I purchased the Creative Live + Olympus Step Outside Conference Bundle some time ago, and it has taken me this long (too long) to view the astrophotography class. Although not a beginner, I have been using Olympus gear (EPL5 & EM1) for about 7 years now, I have only dabbled in astrophotography – and as a result, blown my fair share of what should have been killer shots. When I did give it a go, I obtained most of my settings’ tips by combing through Peter’s blog posts and then racing out the door. Although I feel that I know my camera pretty well I still learned so much from this course.

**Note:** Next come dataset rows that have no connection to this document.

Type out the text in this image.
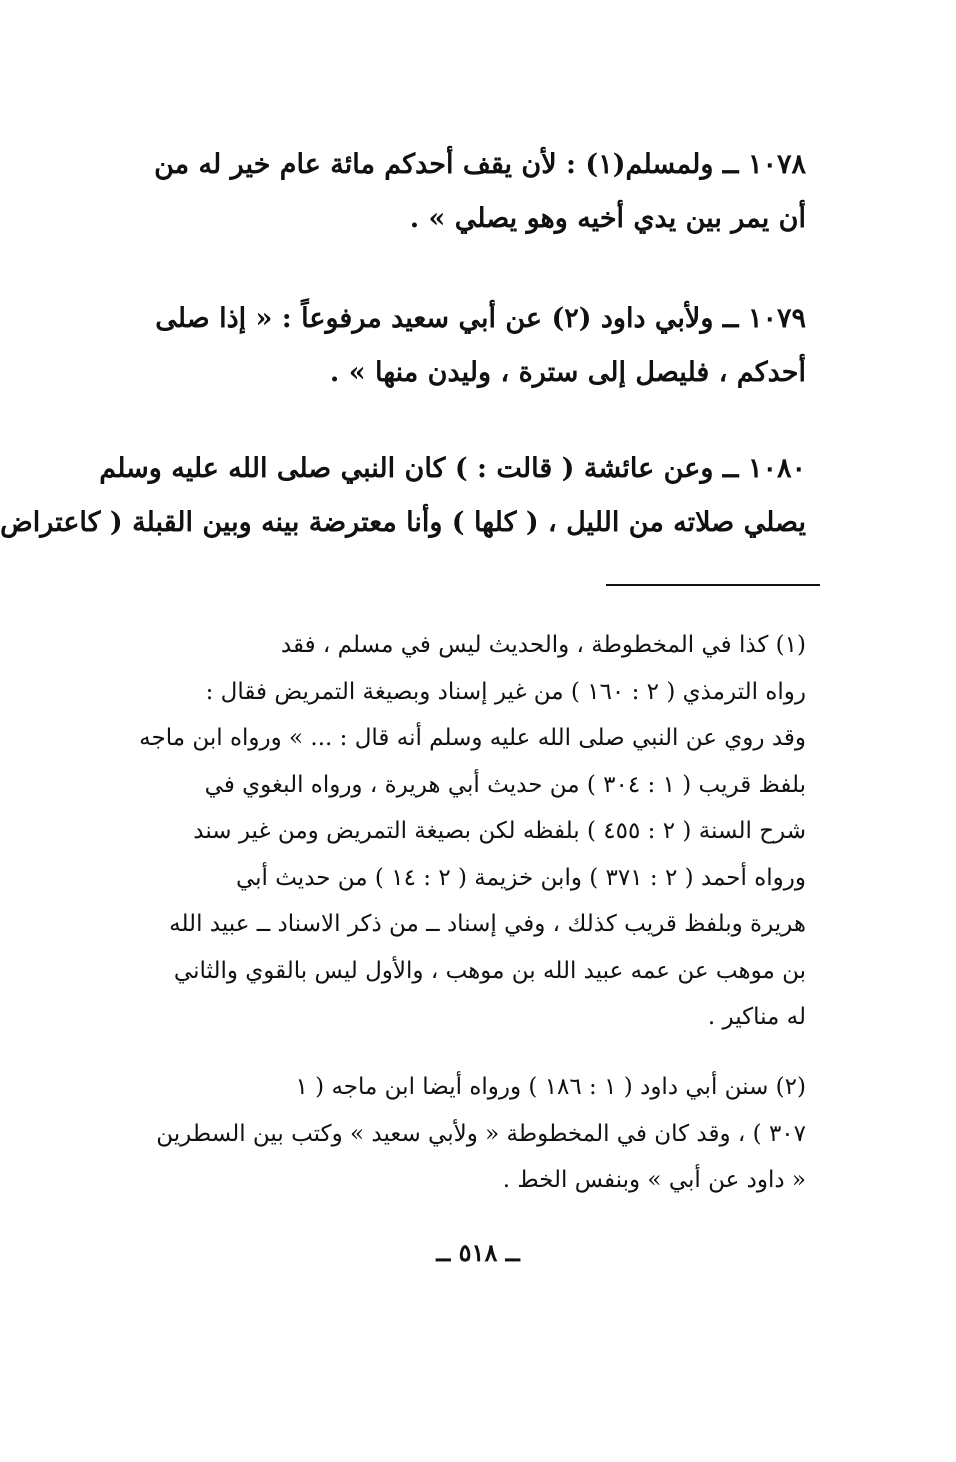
١٠٧٨ ــ ولمسلم(١) : لأن يقف أحدكم مائة عام خير له من
أن يمر بين يدي أخيه وهو يصلي » .
١٠٧٩ ــ ولأبي داود (٢) عن أبي سعيد مرفوعاً : « إذا صلى
أحدكم ، فليصل إلى سترة ، وليدن منها » .
١٠٨٠ ــ وعن عائشة ( قالت : ) كان النبي صلى الله عليه وسلم
يصلي صلاته من الليل ، ( كلها ) وأنا معترضة بينه وبين القبلة ( كاعتراض
(١) كذا في المخطوطة ، والحديث ليس في مسلم ، فقد
رواه الترمذي ( ٢ : ١٦٠ ) من غير إسناد وبصيغة التمريض فقال :
وقد روي عن النبي صلى الله عليه وسلم أنه قال : ... » ورواه ابن ماجه
بلفظ قريب ( ١ : ٣٠٤ ) من حديث أبي هريرة ، ورواه البغوي في
شرح السنة ( ٢ : ٤٥٥ ) بلفظه لكن بصيغة التمريض ومن غير سند
ورواه أحمد ( ٢ : ٣٧١ ) وابن خزيمة ( ٢ : ١٤ ) من حديث أبي
هريرة وبلفظ قريب كذلك ، وفي إسناد ــ من ذكر الاسناد ــ عبيد الله
بن موهب عن عمه عبيد الله بن موهب ، والأول ليس بالقوي والثاني
له مناكير .
(٢) سنن أبي داود ( ١ : ١٨٦ ) ورواه أيضا ابن ماجه ( ١
٣٠٧ ) ، وقد كان في المخطوطة « ولأبي سعيد » وكتب بين السطرين
« داود عن أبي » وبنفس الخط .
ــ ٥١٨ ــ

I appreciate that he walked the viewer through multiple night time photography events including shooting the milky way, the moon, aurora, meteor showers & star trails as well as talked about the different camera features including night sky panoramas, in-camera multiple exposures, live comp & time lapse and presented a variety of lens choices and why (plus so much more). What I love about Creative Live is that once you purchase a “class” you own it and can return to your classroom over, and over again. I also appreciate that they work with experts who are also amazing teachers. Peter is one of those.

Doug Marshall

Some classes are just fantastic and this is one of them! Peter Baumgarten is a wonderful presenter of his extensive knowledge, experience and passion for the subject. This is a course I will return to watch again and again. Highly recommended if you are like me and are interested in getting into astrophotography and landscape.

elizabeth chambers

To my way of thinking this was the best photographic genre instructor featured during the Olympus Step Outside series. He may be a more seasoned instructor than the photographers demonstrating landscape and bird photography. Whatever the reason, I thought he seemed to understand his audience particularly well. Great advice and the post processing was interesting. Likely because of my familiarity with Lightroom, I found the post production done by the bird and landscape photographers rather mundane whereas the astro photography post production was new and interesting to me.